Kerry la guerra l’ha vista di persona. Ha combattuto per quasi tre anni in Vietnam, guadagnandosi un bel po’ di medaglie tra cui dei Purple Heart (tre: uno per ogni ferita subita in combattimento). E’ comprensibile, quindi, che non abbia tutta questa fretta di assistere a un conflitto atomico su scala mondiale. Lo stesso si può dire del suo omologo iraniano, il ministro degli Esteri Mohammad Javad Zarif, che con Kerry ha sottoscritto l’accordo.
Zarif è un uomo colto, laureato negli Stati Uniti, dove ha vissuto a lungo insieme a sua moglie e dove sono nati i suoi due figli. E’ un esperto di diritto e relazioni internazionali e parla perfettamente l’inglese.
E non è un caso che questo accordo, salutato universalmente come un passo avanti verso l’equilibrio mondiale, sia messo al rischio dai capricci di Donald Trump, che non ha mai nascosto il suo disprezzo per l’operato di Kerry, al punto da dichiararsi pronto a rimangiarsi il patto, cosa che ha messo in allerta i leader di mezzo mondo, incluso il nostro Gentiloni.

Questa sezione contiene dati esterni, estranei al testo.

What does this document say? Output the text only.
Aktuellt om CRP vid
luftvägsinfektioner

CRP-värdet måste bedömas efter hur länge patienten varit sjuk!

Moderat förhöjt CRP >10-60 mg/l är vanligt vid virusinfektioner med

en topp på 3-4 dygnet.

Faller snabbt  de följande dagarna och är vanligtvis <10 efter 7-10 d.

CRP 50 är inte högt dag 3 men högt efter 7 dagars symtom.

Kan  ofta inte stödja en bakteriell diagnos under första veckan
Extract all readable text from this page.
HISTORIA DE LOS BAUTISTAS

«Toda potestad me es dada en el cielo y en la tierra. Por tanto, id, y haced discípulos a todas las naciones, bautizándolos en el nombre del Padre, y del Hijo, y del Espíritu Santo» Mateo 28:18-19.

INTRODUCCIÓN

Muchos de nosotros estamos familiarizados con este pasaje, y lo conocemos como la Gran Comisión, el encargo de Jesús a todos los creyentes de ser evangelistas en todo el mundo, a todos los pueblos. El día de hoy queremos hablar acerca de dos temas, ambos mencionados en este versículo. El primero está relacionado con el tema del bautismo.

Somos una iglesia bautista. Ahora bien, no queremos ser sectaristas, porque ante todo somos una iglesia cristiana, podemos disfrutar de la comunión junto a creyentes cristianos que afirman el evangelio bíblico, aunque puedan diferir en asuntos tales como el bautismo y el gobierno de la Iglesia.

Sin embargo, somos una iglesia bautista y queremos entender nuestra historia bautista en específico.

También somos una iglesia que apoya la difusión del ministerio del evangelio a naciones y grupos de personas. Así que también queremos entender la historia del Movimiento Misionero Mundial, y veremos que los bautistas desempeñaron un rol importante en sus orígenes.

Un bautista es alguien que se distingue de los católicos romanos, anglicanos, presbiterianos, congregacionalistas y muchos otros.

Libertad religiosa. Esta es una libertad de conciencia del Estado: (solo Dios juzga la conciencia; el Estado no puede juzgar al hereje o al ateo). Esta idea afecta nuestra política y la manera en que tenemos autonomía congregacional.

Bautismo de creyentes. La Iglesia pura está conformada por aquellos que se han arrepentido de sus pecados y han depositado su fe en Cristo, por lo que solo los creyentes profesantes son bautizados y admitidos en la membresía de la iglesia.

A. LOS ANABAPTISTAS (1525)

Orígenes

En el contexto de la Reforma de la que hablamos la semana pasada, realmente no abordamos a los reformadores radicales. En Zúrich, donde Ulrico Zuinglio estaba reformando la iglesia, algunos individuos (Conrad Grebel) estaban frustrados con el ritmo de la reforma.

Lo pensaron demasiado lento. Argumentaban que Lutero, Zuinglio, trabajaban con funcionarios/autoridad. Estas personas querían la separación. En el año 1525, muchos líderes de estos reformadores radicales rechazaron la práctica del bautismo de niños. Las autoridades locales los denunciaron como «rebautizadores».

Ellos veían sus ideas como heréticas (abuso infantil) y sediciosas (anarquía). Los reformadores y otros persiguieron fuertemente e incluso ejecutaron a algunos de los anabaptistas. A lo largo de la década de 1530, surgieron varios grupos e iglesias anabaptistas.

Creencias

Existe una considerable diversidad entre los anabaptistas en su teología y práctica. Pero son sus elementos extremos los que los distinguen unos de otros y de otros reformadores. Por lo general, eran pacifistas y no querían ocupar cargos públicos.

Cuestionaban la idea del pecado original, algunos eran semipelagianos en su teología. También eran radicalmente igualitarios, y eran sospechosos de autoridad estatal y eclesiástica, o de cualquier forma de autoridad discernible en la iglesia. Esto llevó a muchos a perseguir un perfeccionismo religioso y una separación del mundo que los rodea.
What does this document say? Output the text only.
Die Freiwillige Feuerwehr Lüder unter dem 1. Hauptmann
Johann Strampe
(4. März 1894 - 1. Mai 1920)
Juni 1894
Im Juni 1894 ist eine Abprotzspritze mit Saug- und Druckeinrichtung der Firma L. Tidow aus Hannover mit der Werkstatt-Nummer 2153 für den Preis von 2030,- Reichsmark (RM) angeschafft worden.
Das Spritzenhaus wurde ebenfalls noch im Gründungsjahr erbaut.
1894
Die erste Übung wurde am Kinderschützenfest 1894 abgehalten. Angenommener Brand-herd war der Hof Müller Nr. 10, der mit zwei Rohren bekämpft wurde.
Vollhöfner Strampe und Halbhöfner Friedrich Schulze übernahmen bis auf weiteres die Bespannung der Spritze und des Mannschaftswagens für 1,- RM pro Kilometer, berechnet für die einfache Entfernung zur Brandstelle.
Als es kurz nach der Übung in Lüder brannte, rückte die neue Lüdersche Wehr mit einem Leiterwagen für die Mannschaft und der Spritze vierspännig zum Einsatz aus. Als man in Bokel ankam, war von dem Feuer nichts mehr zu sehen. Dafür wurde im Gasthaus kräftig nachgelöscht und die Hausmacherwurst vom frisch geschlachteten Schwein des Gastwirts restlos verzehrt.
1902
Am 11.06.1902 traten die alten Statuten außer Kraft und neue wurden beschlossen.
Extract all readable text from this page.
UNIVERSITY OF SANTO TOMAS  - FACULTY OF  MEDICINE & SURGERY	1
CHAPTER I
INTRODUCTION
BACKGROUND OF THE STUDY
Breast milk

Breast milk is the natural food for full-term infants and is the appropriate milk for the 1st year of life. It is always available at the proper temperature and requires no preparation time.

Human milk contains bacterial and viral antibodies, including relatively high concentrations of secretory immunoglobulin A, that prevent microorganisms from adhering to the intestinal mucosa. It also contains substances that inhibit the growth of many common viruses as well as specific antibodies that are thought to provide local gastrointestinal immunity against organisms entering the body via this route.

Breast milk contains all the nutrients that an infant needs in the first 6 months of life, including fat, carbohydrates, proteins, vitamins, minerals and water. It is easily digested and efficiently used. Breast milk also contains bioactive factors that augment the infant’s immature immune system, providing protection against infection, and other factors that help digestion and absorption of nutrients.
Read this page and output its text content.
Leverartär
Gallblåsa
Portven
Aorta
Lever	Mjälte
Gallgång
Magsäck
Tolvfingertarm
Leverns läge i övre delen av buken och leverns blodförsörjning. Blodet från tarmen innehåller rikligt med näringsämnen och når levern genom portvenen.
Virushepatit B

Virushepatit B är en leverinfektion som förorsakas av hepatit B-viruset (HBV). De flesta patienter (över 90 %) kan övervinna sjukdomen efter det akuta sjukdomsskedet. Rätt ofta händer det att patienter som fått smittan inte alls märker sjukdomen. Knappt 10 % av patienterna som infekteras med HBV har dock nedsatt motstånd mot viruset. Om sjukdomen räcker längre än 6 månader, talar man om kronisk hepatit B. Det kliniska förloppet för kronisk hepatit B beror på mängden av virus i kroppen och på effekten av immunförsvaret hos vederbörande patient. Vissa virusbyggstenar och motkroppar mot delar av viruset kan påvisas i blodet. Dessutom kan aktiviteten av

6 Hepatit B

Il distacco intellettuale tra Zarif e Trump è abissale, pertanto non c’è da stupirsi se il bovino biondo sta utilizzando lo spauracchio dell’atomica iraniana per riguadagnare il consenso della sua base. In questo, più che a Zarif, Trump somiglia a Mahmoud Ahmadinejad: un presidente corrotto, incapace di diplomazia, passato alla storia per le sue affermazioni razziste. L’unica cosa su cui i due sono in netta in contrapposizione è il loro rapporto con i soldi: mentre Trump è un bancarottaro che si finge ricchissimo, Ahmadinejad ha sempre messo sotto i riflettori la sua vita apparentemente monastica, mentre di nascosto faceva affari miliardari approfittando della sua posizione. Ma in un certo senso, anche questa differenza li rende uguali: se c’è questa sfumatura a dividerli, è solo perché si stanno rivolgendo a due pubblici diversi. Mentre gli americani adorano l’ostentazione, in media gli iraniani se ne vergognano un po’.
L’Iran, che con Ahmadinejad ha bevuto l’amaro calice del populismo, oggi non ha più tempo per le sue stronzate. Oggi, da un punto di vista politico, l’ex presidente è un paria, tenuto a distanza non solo dall’elettorato (che invece adora il tocco internazionale di Zarif, il cui indice di gradimento è in costante crescita), ma anche dall’ayatollah Khamenei, che nel 2017 gli ha addirittura ordinato di non ripresentarsi alle elezioni presidenziali “per il bene del paese”. Le sue posizioni populiste e ultrareazionarie, però, gli hanno garantito un posto da opinionista televisivo. La sua presenza, infatti, garantisce grandi ascolti, perché con le sue sparate non fa altro che rinfocolare gli odi e le fobie della gente più povera e meno scolarizzata: gli Usa e Israele.
Per fortuna, al momento, le cazzate di Ahmadinejad non hanno alcuna presa sulla stragrande maggioranza dell’elettorato. Speriamo che gli inserzionisti pubblicitari iraniani e i capricci nucleari di Trump non lo facciano risorgere.